PROF.DR. MEHMET CANATAR BEY’in KÜTÜPHANE
HAFTASI DOLAYISIYLA YAPTIĞI KONUŞMANIN METNİ
Sınıf arkadaşım, değerli bilim adamı Prof.Dr.
Mehmet Canatar Bey’in Kütüphane Haftası dolayısıyla yaptığı konuşmanın metnini
aşağıdaki dikkatlerinize sunuyorum.
Metni bu sayfada yayımlamama izin verdiği
için kendilerine teşekkür ederim. H. Anay.
----
Sayın Valim,
Değerli katılımcılar,
49. Kütüphane Haftası kutlamaları açılış
törenine hepiniz hoş geldiniz.
Bilgi, “vatan” gibi tarih boyunca ve günümüzde;
uğrunda savaş dâhil pek çok siyasi, askeri ve istihbari mücadelelere girişilmiş
çok önemli bir hazinedir. Bu açıdan bilgiyi içinde barındıran ve “bilginin
vatanı” olarak nitelendirebileceğimiz kütüphaneler de son derece kıymet
taşımaktadır. Okumayan, bilgiye ve ona erişime önem vermeyen, üstün kişi ve
kurumların karar ve değerlendirmeleriyle yetinen, kendini geliştirmeyen,
gelişime de açık durmayan kişi, kurum ve topluluklar istikbalde
karşılaşacakları her türlü sıkıntıyı da peşinen kabul etmiş demektir. Bu yüzden
biz kütüphane ve bilgi bilimciler;
“Kütüphanelerle değişin, gelişin, özgürleşin”

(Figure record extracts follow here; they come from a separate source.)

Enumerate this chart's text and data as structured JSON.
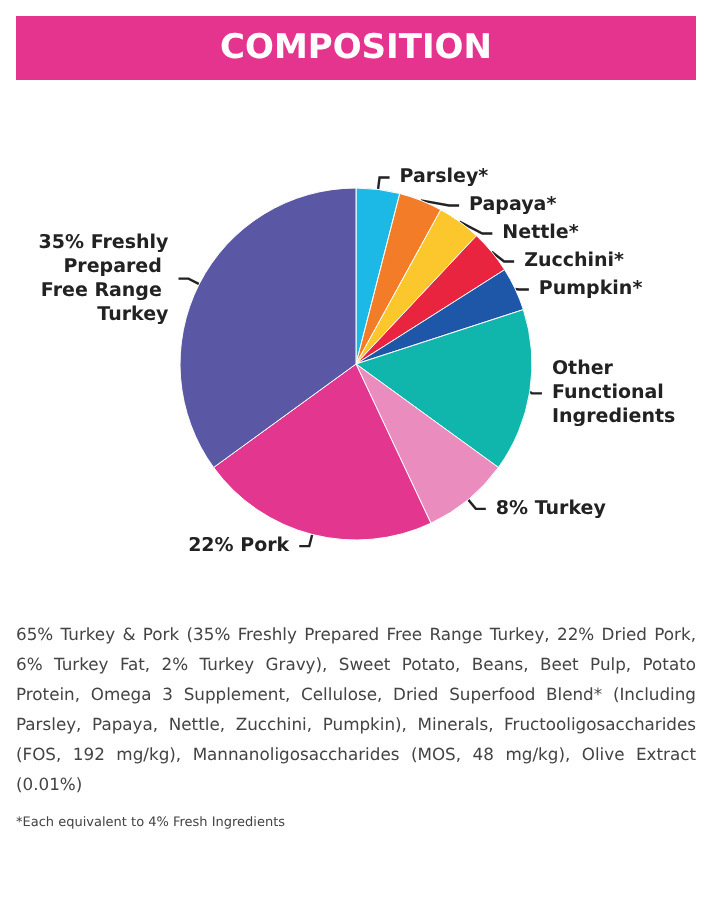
{
  "chart_data": {
    "type": "pie",
    "title": "COMPOSITION",
    "categories": [
      "Parsley*",
      "Papaya*",
      "Nettle*",
      "Zucchini*",
      "Pumpkin*",
      "Other Functional Ingredients",
      "8% Turkey",
      "22% Pork",
      "35% Freshly Prepared Free Range Turkey"
    ],
    "values": [
      4,
      4,
      4,
      4,
      4,
      15,
      8,
      22,
      35
    ],
    "colors": [
      "#1cb8e6",
      "#f27c27",
      "#fcc62d",
      "#e8243f",
      "#1e56a8",
      "#10b5ab",
      "#ea8cbd",
      "#e2368f",
      "#5a57a4"
    ],
    "legend": false,
    "annotations": [
      "65% Turkey & Pork (35% Freshly Prepared Free Range Turkey, 22% Dried Pork, 6% Turkey Fat, 2% Turkey Gravy), Sweet Potato, Beans, Beet Pulp, Potato Protein, Omega 3 Supplement, Cellulose, Dried Superfood Blend* (Including Parsley, Papaya, Nettle, Zucchini, Pumpkin), Minerals, Fructooligosaccharides (FOS, 192 mg/kg), Mannanoligosaccharides (MOS, 48 mg/kg), Olive Extract (0.01%)",
      "*Each equivalent to 4% Fresh Ingredients"
    ]
  }
}
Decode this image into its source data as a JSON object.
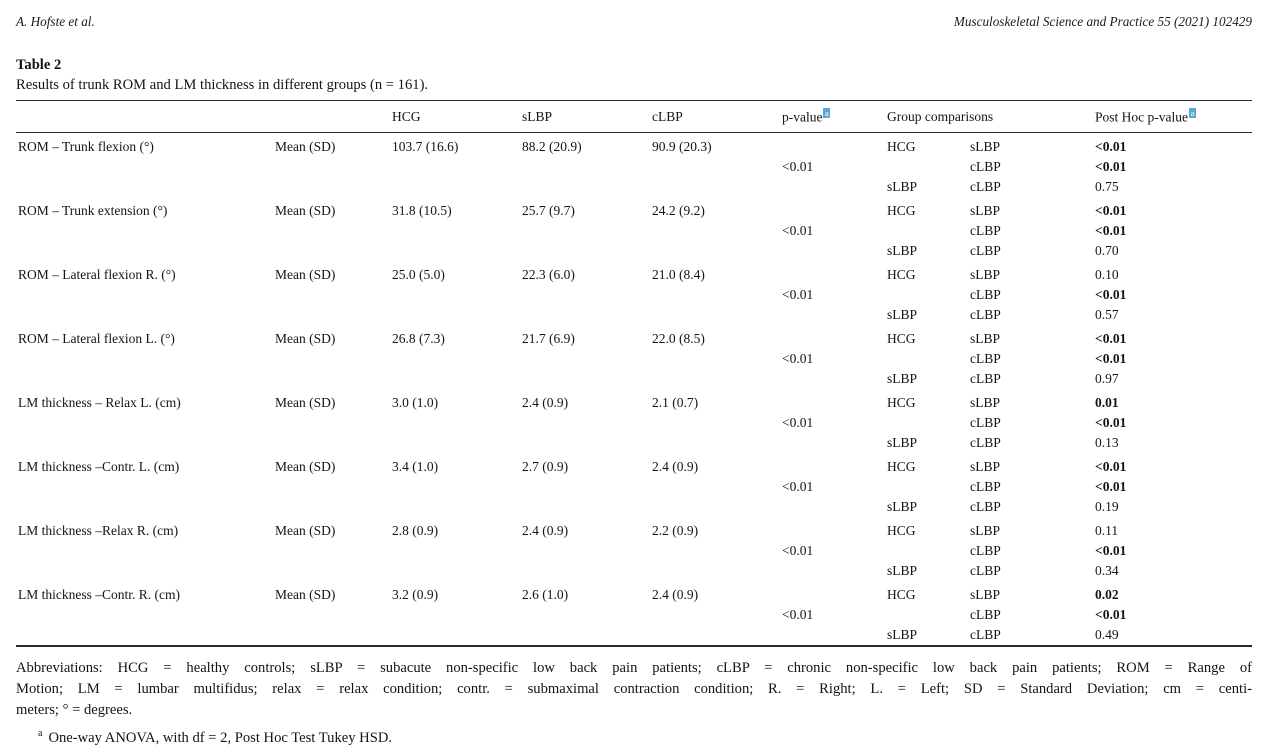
{
  "header": {
    "author": "A. Hofste et al.",
    "journal": "Musculoskeletal Science and Practice 55 (2021) 102429"
  },
  "caption": {
    "label": "Table 2",
    "text": "Results of trunk ROM and LM thickness in different groups (n = 161)."
  },
  "table": {
    "footnote_marker": "a",
    "headers": {
      "measure_col": "",
      "stat_col": "",
      "hcg": "HCG",
      "slbp": "sLBP",
      "clbp": "cLBP",
      "p_value": "p-value",
      "group_comparisons": "Group comparisons",
      "post_hoc": "Post Hoc p-value"
    },
    "groups": [
      {
        "label": "ROM – Trunk flexion (°)",
        "stat": "Mean (SD)",
        "hcg": "103.7 (16.6)",
        "slbp": "88.2 (20.9)",
        "clbp": "90.9 (20.3)",
        "p_value": "<0.01",
        "comparisons": [
          {
            "g1": "HCG",
            "g2": "sLBP",
            "p": "<0.01",
            "bold": true
          },
          {
            "g1": "",
            "g2": "cLBP",
            "p": "<0.01",
            "bold": true
          },
          {
            "g1": "sLBP",
            "g2": "cLBP",
            "p": "0.75",
            "bold": false
          }
        ]
      },
      {
        "label": "ROM – Trunk extension (°)",
        "stat": "Mean (SD)",
        "hcg": "31.8 (10.5)",
        "slbp": "25.7 (9.7)",
        "clbp": "24.2 (9.2)",
        "p_value": "<0.01",
        "comparisons": [
          {
            "g1": "HCG",
            "g2": "sLBP",
            "p": "<0.01",
            "bold": true
          },
          {
            "g1": "",
            "g2": "cLBP",
            "p": "<0.01",
            "bold": true
          },
          {
            "g1": "sLBP",
            "g2": "cLBP",
            "p": "0.70",
            "bold": false
          }
        ]
      },
      {
        "label": "ROM – Lateral flexion R. (°)",
        "stat": "Mean (SD)",
        "hcg": "25.0 (5.0)",
        "slbp": "22.3 (6.0)",
        "clbp": "21.0 (8.4)",
        "p_value": "<0.01",
        "comparisons": [
          {
            "g1": "HCG",
            "g2": "sLBP",
            "p": "0.10",
            "bold": false
          },
          {
            "g1": "",
            "g2": "cLBP",
            "p": "<0.01",
            "bold": true
          },
          {
            "g1": "sLBP",
            "g2": "cLBP",
            "p": "0.57",
            "bold": false
          }
        ]
      },
      {
        "label": "ROM – Lateral flexion L. (°)",
        "stat": "Mean (SD)",
        "hcg": "26.8 (7.3)",
        "slbp": "21.7 (6.9)",
        "clbp": "22.0 (8.5)",
        "p_value": "<0.01",
        "comparisons": [
          {
            "g1": "HCG",
            "g2": "sLBP",
            "p": "<0.01",
            "bold": true
          },
          {
            "g1": "",
            "g2": "cLBP",
            "p": "<0.01",
            "bold": true
          },
          {
            "g1": "sLBP",
            "g2": "cLBP",
            "p": "0.97",
            "bold": false
          }
        ]
      },
      {
        "label": "LM thickness – Relax L. (cm)",
        "stat": "Mean (SD)",
        "hcg": "3.0 (1.0)",
        "slbp": "2.4 (0.9)",
        "clbp": "2.1 (0.7)",
        "p_value": "<0.01",
        "comparisons": [
          {
            "g1": "HCG",
            "g2": "sLBP",
            "p": "0.01",
            "bold": true
          },
          {
            "g1": "",
            "g2": "cLBP",
            "p": "<0.01",
            "bold": true
          },
          {
            "g1": "sLBP",
            "g2": "cLBP",
            "p": "0.13",
            "bold": false
          }
        ]
      },
      {
        "label": "LM thickness –Contr. L. (cm)",
        "stat": "Mean (SD)",
        "hcg": "3.4 (1.0)",
        "slbp": "2.7 (0.9)",
        "clbp": "2.4 (0.9)",
        "p_value": "<0.01",
        "comparisons": [
          {
            "g1": "HCG",
            "g2": "sLBP",
            "p": "<0.01",
            "bold": true
          },
          {
            "g1": "",
            "g2": "cLBP",
            "p": "<0.01",
            "bold": true
          },
          {
            "g1": "sLBP",
            "g2": "cLBP",
            "p": "0.19",
            "bold": false
          }
        ]
      },
      {
        "label": "LM thickness –Relax R. (cm)",
        "stat": "Mean (SD)",
        "hcg": "2.8 (0.9)",
        "slbp": "2.4 (0.9)",
        "clbp": "2.2 (0.9)",
        "p_value": "<0.01",
        "comparisons": [
          {
            "g1": "HCG",
            "g2": "sLBP",
            "p": "0.11",
            "bold": false
          },
          {
            "g1": "",
            "g2": "cLBP",
            "p": "<0.01",
            "bold": true
          },
          {
            "g1": "sLBP",
            "g2": "cLBP",
            "p": "0.34",
            "bold": false
          }
        ]
      },
      {
        "label": "LM thickness –Contr. R. (cm)",
        "stat": "Mean (SD)",
        "hcg": "3.2 (0.9)",
        "slbp": "2.6 (1.0)",
        "clbp": "2.4 (0.9)",
        "p_value": "<0.01",
        "comparisons": [
          {
            "g1": "HCG",
            "g2": "sLBP",
            "p": "0.02",
            "bold": true
          },
          {
            "g1": "",
            "g2": "cLBP",
            "p": "<0.01",
            "bold": true
          },
          {
            "g1": "sLBP",
            "g2": "cLBP",
            "p": "0.49",
            "bold": false
          }
        ]
      }
    ]
  },
  "footer": {
    "abbreviation_lines": [
      "Abbreviations: HCG = healthy controls; sLBP = subacute non-specific low back pain patients; cLBP = chronic non-specific low back pain patients; ROM = Range of",
      "Motion; LM = lumbar multifidus; relax = relax condition; contr. = submaximal contraction condition; R. = Right; L. = Left; SD = Standard Deviation; cm = centi-",
      "meters; ° = degrees."
    ],
    "footnote_marker": "a",
    "footnote_text": "One-way ANOVA, with df = 2, Post Hoc Test Tukey HSD."
  },
  "colors": {
    "footnote_link_background": "#5ba6d6",
    "text": "#141414",
    "rule": "#2a2a2a"
  }
}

diyerek “yenileşim ve kütüphaneler” arasındaki bağlantıyı anlatmaya
çalışıyoruz. Kütüphane Haftasını her yıl buna benzer temalarla coşkuyla
karşılıyoruz. Ancak bu, toplumsal bir bilinç meselesidir. Bu konuda sorumluluk
öncelikle devlet adamlarına, halkımıza ve meslek mensuplarımıza düşmektedir.
Bir ülkede devletin en üst düzey yetkilisinden başlayarak aşağıya doğru
genişlemek suretiyle devlet erkânı ve toplumun önde gelen zevatının teşvik ve
destekleri; bilimin, kültürün ve gelişmenin tetikleyici unsuru olagelmiştir. Bu
açıdan devlet yetkililerinin paylaşıldıkça çoğalan ve gelişen bilgi ve bilgi
kaynaklarının kullanımına, hem bir birey olarak hem de bir yetkili olarak
gereken yönlendiriciliği yapması olmazsa olmaz bir husustur.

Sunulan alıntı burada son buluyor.